Euler's Theorem (1776)

Euler states the theorem as follows:

Theorema. Quomodocunque sphaera circa centrum suum conuertatur, semper assignari potest diameter, cuius directio in situ translato conueniat cum situ initiali.

or (in free translation):

When a sphere is moved around its centre it is always possible to find a diameter whose direction in the displaced position is the same as in the initial position.

To prove this, Euler considers a great circle on the sphere and the great circle to which it is transported by the movement. These two circles intersect in two (opposite) points of which one, say A, is chosen. This point lies on the initial circle and thus is transported to a point a on the second circle. On the other hand, A lies also on the translated circle, and thus corresponds to a point α on the initial circle. Notice that the arc aA must be equal to the arc Aα.

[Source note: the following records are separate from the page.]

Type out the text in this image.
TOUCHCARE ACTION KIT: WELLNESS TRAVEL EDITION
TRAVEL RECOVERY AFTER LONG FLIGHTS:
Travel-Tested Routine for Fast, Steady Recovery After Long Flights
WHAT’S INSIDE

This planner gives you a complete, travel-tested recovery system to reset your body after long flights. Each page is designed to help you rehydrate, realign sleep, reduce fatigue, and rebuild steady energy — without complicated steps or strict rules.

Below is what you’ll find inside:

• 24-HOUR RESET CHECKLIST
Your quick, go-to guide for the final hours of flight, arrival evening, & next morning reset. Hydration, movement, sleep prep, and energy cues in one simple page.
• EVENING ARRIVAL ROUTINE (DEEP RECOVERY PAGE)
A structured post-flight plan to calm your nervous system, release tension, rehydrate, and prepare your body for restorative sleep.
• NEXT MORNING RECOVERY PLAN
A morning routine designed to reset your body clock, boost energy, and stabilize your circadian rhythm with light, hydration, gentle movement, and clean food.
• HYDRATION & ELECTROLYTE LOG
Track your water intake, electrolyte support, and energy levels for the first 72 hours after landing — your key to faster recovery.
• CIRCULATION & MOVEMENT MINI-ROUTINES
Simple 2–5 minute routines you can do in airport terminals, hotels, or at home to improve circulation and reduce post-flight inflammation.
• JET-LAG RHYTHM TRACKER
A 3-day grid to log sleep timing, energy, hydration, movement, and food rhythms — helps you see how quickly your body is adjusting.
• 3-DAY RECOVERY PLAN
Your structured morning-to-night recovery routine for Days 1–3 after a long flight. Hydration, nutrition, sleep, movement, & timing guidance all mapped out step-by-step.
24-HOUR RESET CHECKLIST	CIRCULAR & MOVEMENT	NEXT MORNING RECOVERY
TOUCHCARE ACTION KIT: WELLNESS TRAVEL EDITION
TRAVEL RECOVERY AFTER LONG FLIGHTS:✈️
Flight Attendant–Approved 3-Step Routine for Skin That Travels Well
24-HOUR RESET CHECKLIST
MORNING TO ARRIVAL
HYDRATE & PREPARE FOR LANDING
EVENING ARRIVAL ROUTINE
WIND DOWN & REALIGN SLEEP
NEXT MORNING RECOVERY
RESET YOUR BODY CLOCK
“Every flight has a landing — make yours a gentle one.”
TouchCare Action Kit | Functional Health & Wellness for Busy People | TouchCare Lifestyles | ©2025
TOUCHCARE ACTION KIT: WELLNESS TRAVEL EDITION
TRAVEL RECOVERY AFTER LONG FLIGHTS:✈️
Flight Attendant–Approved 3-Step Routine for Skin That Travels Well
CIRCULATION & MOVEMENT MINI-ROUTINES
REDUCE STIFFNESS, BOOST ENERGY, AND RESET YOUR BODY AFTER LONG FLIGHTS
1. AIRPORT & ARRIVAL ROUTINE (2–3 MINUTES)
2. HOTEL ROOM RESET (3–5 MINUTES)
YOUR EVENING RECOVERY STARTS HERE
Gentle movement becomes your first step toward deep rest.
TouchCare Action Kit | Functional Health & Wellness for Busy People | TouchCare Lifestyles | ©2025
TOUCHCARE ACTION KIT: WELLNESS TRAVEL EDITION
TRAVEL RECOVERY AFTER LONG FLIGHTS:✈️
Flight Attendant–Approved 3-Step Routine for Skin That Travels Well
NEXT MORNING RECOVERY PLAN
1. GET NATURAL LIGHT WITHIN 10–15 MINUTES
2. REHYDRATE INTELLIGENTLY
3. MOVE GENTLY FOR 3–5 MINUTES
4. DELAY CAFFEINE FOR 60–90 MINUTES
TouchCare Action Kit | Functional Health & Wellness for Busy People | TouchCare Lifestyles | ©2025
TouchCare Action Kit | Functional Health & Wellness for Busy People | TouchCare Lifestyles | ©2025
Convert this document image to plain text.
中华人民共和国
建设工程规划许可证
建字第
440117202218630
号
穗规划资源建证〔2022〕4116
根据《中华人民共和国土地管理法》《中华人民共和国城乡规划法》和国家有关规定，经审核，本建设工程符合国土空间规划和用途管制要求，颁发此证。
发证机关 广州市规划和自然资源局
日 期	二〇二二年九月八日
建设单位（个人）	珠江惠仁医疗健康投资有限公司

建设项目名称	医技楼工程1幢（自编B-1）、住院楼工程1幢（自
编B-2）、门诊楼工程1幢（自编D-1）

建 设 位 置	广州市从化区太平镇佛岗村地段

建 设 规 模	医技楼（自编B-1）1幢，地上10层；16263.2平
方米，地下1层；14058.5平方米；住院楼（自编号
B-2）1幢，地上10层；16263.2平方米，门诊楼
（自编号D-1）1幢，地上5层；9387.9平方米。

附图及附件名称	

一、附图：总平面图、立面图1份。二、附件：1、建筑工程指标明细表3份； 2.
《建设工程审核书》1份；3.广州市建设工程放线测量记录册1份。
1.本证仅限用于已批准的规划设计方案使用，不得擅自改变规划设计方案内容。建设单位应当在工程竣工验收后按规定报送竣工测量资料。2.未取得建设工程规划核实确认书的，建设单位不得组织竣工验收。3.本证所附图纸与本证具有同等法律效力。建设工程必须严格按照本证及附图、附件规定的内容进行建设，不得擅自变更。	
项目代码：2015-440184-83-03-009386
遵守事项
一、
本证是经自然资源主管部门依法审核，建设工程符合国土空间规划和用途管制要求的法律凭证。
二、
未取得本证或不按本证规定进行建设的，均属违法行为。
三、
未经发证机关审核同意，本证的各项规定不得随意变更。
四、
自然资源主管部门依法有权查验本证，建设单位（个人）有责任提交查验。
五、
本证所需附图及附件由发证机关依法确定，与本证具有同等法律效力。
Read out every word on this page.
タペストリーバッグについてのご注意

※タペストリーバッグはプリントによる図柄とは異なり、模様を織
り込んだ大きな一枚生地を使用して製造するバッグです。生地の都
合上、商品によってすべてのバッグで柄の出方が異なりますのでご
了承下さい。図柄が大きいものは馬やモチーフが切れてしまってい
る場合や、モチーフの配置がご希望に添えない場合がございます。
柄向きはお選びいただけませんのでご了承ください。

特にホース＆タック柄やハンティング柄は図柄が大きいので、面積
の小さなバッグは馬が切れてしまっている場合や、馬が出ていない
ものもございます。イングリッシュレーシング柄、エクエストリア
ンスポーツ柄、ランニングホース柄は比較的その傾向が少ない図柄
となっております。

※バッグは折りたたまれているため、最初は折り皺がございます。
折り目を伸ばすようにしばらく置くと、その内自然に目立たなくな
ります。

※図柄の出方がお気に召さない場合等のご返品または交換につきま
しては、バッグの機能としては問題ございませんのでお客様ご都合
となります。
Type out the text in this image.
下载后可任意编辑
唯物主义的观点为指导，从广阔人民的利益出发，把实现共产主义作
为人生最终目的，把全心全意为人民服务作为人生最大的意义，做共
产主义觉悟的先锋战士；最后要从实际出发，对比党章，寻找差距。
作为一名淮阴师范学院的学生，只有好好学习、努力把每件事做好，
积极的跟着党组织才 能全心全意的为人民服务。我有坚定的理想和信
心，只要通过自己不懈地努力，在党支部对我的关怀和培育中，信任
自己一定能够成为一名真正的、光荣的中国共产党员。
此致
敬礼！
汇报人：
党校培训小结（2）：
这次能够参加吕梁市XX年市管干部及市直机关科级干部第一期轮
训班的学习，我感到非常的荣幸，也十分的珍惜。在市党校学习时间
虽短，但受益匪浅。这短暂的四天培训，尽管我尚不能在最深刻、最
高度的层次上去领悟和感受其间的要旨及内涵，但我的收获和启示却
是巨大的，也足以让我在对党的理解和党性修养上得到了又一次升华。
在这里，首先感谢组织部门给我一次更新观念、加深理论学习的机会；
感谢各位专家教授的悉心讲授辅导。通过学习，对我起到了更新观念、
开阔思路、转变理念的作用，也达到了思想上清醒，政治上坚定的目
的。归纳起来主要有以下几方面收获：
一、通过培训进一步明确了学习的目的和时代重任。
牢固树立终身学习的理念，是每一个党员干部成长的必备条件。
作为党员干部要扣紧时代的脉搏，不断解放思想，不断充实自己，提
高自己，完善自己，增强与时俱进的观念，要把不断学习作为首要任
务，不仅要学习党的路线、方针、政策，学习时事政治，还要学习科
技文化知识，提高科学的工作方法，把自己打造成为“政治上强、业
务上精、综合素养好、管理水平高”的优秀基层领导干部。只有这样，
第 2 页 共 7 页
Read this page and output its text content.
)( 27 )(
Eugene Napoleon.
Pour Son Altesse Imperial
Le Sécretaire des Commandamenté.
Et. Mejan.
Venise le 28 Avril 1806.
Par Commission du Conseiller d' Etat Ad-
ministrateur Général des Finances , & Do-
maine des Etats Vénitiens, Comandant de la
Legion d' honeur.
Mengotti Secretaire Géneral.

Now Euler needs to construct point O in the surface of the sphere that is in the same position in reference to the arcs aA and αA. If such a point exists then:

• it is necessary, that the distances OA and Oa are equal to each other; the arcs Oa and OA must be equal,
• it is necessary that the angles OaA and OAα are equal.

Now Euler points out that the angles OAa and OaA must also be equal, since Oa and OA have the same length. Thus OAa and OAα are equal, proving O lies on the angle bisecting αAa. To provide a complete construction for O, we need only note that the arc aO may also be constructed such that AaO is the same as αAO. This completes the proof.

Euler provides a further construction that might be easier in practice. He proposes two planes:

• the symmetry plane of the angle αAa (which passes through the centre C of the sphere), and
• the symmetry plane of the arc Aa (which also passes through C).

Proposition. These two planes intersect in a diameter. This diameter is the one we are looking for.

Proof. Let's call O to any of the endpoints (there are two) of this diameter over the sphere surface. Since αA is mapped on Aa and the triangles have the same angles, it follows that the triangle OαA is transported onto the triangle OAa. Therefore the point O has to remain fixed under the movement.

Corollaries This also shows that the rotation of the sphere can be seen as two consecutive reflections about the two planes described above. Points in a mirror plane are invariant under reflection, and hence the points on their intersection (a line: the axis of rotation) are invariant under both the reflections, and hence under the rotation.

Another simple way to find the rotation axis is by considering the plane on which the points α, A, a lie. The rotation axis is obviously orthogonal to this plane, and passes through the center C of the sphere.

Given that for a rigid body any movement that leaves an axis invariant is a rotation, this also proves that any arbitrary composition of rotations is equivalent to a single rotation around a new axis.